If you are breastfeeding it could be very disruptive.

squoosh · 16/01/2015 17:33

Yes it could. But not all mothers breastfeed.

LittleBearPad · 16/01/2015 17:34

Some very shitty comments on this thread. Fine some of you didn't want to leave your babies, I'd have been a lot happier if I had done so.

Applauds Jackie

bigbluestars · 16/01/2015 17:36

That's great.

Wild horses couldn't have dragged me away from my babies.

Greywackejones · 16/01/2015 17:36

Applauds?

See that I do raise eyebrows at.

squoosh · 16/01/2015 17:37

We get it bluestars, you're a wonderful mother and an example to women the world over. Your medal is in the post.

bigbluestars · 16/01/2015 17:38

squoosh- why so defensive?

bigbluestars · 16/01/2015 17:39

squoosh- can't you see you are being just as judgemental as those you criticise? Hilarious really.

squoosh · 16/01/2015 17:40

Not defensive at all. Why are you so aggressive and disapproving?

motherinferior · 16/01/2015 17:41

Raise them at me too. She makes excellent points.

Not everyone likes being with small babies. You can love your children passionately while longing to get away from them as well (that is, IME, one of the characteristic things of early parenthood).

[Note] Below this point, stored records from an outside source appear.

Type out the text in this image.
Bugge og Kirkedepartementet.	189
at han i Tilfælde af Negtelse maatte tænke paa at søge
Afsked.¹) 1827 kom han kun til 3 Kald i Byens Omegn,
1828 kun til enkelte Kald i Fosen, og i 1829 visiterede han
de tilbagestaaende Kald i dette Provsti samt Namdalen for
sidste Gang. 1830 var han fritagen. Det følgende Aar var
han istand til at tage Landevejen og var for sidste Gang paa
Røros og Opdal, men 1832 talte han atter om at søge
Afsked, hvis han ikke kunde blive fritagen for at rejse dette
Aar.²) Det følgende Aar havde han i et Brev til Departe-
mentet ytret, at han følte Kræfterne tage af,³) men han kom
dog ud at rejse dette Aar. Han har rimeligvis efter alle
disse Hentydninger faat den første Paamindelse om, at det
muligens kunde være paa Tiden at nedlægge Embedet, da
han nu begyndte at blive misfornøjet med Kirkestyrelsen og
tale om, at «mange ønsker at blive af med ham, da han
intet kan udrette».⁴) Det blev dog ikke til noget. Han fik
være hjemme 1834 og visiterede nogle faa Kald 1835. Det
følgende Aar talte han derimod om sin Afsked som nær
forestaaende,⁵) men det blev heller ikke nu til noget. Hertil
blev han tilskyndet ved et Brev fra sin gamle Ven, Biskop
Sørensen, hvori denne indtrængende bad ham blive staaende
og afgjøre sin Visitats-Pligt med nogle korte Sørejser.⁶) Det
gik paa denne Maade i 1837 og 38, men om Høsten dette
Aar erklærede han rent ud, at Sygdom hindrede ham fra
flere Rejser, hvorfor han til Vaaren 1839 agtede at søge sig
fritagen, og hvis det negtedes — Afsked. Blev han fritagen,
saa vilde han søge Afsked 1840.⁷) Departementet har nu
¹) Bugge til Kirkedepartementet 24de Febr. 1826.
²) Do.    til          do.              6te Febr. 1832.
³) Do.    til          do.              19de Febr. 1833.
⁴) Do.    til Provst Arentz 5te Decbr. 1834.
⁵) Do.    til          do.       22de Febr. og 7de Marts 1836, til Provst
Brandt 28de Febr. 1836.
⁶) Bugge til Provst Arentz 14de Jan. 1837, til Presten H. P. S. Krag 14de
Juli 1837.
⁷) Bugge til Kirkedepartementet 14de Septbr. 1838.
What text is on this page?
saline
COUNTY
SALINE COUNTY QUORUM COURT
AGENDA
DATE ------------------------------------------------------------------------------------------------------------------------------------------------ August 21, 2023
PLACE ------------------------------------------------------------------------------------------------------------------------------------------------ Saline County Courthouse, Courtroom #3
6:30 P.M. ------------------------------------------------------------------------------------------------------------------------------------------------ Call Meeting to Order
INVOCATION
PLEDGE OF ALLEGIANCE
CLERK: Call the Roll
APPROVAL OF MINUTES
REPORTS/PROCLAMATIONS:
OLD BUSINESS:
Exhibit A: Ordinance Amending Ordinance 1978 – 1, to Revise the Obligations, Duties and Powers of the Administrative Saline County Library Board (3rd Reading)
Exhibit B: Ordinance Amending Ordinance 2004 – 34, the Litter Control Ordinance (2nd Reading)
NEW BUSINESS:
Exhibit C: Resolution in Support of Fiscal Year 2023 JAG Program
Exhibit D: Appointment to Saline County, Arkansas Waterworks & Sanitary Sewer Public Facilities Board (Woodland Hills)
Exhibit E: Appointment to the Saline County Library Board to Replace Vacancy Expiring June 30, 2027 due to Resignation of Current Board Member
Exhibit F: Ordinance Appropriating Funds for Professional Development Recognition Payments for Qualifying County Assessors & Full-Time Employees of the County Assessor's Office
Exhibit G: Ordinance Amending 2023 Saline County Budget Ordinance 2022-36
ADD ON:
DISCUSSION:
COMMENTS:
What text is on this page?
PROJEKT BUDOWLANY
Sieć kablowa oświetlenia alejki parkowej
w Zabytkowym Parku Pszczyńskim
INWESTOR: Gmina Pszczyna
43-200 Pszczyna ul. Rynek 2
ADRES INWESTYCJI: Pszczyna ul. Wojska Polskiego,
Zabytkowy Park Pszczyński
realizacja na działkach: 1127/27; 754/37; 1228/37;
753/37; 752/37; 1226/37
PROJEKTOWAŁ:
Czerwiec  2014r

People go on and on and on about the importance of Preserving Your Couple Relationship....I think it's equally, if not more, important to keep up with your friends and with the person you still are, albeit buried under the floppy detritus of motherhood. We're more than the sum of our reproductive parts, dammit.

LittleBearPad · 16/01/2015 17:42

Why Grey I think what Jackie is saying makes a lot of sense.

squoosh · 16/01/2015 17:42

bluestarsI can completely understand why a mother wouldn't want to leave a young baby for a weekend for all the tea in China. I can also understand why another mother would be happy to.

You though are just entrenched in the mindset of 'It's wrong. I'd judge'.